Thanks for a great afternoon in Stumptown guys! Plus, thanks for leading this innocent guy into that ambush, can you say "holy bomb blast Batman?!" Can't wait till we herf again guys!


----------



## jquirit (May 14, 2007)

Change of plans. The 24th is a no-go.

We're still open for dates for the next herf. Alas both Mark and Dave will unavailable for the next few weeks, so where are the rest of you to chime in? Lanthor? Joey? Tripp? Vorb? -MG-?


----------



## Fishbeadtwo (May 30, 2006)

I'm up for a monday afternoon herf in the next few weeks.....I et I can drag along another wanna be Annexer too!


----------



## -MG- (Apr 22, 2008)

jquirit said:


> Change of plans. The 24th is a no-go....

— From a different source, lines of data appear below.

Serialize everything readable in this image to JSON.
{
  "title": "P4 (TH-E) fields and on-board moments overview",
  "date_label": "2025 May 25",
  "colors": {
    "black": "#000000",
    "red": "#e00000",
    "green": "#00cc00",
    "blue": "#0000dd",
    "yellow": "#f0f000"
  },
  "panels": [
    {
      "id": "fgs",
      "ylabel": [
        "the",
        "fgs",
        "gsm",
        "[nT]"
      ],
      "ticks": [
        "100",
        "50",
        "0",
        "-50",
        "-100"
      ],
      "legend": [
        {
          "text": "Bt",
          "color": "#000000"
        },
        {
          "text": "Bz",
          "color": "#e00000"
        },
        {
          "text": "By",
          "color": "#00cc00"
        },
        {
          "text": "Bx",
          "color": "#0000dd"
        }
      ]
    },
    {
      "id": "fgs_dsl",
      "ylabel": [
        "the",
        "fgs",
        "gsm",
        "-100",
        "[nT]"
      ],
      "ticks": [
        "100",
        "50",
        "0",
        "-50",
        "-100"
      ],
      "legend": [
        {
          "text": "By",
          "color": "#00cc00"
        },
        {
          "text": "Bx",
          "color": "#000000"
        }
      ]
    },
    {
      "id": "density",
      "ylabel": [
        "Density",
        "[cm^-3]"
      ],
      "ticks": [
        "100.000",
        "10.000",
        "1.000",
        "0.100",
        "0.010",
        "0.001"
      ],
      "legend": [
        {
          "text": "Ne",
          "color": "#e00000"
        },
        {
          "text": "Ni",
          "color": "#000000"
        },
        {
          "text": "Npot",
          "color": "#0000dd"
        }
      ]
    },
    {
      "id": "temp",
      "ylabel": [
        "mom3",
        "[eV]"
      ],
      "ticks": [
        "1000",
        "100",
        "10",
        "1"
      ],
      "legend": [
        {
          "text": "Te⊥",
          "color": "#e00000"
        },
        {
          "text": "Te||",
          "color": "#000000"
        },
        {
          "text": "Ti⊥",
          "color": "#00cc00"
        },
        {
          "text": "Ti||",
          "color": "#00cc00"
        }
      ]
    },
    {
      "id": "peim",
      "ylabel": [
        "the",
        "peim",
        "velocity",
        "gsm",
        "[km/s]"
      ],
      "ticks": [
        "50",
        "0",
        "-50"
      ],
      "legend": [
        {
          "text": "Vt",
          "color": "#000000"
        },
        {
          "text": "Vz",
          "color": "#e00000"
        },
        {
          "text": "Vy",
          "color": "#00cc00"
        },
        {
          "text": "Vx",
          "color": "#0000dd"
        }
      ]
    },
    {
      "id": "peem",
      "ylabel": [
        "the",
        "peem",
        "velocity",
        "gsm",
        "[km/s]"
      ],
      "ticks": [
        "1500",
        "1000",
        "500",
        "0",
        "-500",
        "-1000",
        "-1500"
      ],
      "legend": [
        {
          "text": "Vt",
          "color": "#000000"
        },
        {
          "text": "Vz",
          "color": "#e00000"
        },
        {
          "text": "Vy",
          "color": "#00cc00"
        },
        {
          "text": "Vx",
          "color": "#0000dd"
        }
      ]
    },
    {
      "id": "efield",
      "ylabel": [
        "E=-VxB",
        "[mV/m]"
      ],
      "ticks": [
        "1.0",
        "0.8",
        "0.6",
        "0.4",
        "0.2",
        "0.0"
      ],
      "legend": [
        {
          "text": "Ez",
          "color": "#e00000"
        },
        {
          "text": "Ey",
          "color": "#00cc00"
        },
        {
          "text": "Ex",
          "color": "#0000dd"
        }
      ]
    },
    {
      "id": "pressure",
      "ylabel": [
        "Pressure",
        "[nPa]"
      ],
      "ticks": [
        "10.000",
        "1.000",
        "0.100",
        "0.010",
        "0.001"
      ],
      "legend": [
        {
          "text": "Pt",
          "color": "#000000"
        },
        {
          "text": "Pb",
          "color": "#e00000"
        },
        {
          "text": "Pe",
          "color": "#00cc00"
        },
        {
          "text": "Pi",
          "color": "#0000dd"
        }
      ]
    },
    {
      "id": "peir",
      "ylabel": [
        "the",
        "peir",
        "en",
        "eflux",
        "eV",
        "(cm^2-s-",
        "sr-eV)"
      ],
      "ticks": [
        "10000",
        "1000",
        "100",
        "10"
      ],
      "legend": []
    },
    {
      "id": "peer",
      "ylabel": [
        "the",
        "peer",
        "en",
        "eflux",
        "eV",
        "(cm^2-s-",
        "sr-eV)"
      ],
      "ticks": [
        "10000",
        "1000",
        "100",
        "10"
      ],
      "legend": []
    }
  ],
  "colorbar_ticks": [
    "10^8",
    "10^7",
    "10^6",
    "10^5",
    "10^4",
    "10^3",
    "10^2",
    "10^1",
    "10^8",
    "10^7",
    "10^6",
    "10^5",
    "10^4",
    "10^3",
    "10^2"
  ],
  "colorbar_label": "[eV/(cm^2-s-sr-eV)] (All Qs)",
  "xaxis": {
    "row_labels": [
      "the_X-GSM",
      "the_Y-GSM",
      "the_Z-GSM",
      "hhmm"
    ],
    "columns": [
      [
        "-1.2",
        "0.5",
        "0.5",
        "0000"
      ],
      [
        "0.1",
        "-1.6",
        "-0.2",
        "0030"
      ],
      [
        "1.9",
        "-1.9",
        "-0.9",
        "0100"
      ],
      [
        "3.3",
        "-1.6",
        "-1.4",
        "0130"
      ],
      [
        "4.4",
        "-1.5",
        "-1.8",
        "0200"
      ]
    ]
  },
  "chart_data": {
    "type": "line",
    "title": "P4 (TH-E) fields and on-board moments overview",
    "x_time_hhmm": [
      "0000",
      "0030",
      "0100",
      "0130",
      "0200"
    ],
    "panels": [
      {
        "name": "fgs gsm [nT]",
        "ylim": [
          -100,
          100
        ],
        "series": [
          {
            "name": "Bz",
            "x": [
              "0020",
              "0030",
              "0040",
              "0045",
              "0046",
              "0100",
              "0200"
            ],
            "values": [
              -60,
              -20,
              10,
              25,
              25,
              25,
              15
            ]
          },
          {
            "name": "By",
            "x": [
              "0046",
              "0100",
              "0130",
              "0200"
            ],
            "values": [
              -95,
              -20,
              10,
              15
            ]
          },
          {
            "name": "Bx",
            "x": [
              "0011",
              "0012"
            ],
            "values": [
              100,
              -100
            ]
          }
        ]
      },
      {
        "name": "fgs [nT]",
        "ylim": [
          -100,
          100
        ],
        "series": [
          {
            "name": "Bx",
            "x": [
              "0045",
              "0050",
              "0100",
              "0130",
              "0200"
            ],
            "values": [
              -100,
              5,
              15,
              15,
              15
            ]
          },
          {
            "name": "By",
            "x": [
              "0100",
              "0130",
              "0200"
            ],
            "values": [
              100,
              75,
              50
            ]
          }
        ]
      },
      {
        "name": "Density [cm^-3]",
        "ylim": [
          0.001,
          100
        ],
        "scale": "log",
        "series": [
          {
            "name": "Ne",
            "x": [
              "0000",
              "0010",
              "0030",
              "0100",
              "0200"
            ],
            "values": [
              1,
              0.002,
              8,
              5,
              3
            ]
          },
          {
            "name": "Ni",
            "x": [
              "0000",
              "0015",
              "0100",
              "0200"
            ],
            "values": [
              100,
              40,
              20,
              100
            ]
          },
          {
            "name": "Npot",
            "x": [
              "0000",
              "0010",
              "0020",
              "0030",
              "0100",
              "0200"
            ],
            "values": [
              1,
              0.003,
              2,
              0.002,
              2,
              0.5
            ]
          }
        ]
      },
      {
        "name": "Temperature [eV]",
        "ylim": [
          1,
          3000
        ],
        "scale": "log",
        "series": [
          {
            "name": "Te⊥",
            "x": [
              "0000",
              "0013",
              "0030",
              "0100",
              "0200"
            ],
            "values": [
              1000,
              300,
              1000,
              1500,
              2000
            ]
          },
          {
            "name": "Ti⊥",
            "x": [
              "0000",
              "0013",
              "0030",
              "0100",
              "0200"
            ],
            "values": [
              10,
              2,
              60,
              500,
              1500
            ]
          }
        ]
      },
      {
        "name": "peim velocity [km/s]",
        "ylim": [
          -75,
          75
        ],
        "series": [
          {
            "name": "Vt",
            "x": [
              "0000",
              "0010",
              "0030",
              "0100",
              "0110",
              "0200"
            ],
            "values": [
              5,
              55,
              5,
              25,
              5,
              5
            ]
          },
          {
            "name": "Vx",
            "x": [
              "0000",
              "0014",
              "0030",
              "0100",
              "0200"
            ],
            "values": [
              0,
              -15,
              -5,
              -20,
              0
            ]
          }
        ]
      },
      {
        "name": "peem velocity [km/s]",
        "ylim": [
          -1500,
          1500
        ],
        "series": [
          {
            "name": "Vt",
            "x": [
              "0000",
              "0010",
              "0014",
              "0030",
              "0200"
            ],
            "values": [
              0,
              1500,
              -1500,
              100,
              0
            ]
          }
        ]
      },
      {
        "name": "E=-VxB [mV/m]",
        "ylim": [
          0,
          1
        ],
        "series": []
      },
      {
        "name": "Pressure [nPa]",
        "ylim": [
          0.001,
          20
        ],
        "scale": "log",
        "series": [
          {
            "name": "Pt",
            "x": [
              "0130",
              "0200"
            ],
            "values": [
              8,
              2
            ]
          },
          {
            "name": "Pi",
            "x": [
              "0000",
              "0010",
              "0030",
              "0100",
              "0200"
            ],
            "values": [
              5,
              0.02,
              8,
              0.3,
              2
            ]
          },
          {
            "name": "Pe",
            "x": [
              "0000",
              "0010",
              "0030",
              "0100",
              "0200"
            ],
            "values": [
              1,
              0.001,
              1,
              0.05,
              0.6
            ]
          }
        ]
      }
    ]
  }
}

What?!? who vetoed my b-day herf!? :ss

I'll be out of state 6/27 to 7/8. I can probably stop in for a couple of hours if something happens before I leave.


----------



## Tripp (Nov 27, 2006)

Whenever is good with me!


----------



## Vorb (Dec 10, 2007)

I'd be down for a herf, depending on the date...

I'm moving Sat 6/28 (sold my house - WOOOOO !!!), so that's unlikely...

I need to get some stuff in order before Saturday... so between now & Saturday is unlikely too...

Then I will be on the east coast 7/2 thru 7/10...

If we can shoe horn a herf in on 6/30 or 7/1, I'd probably be there.


----------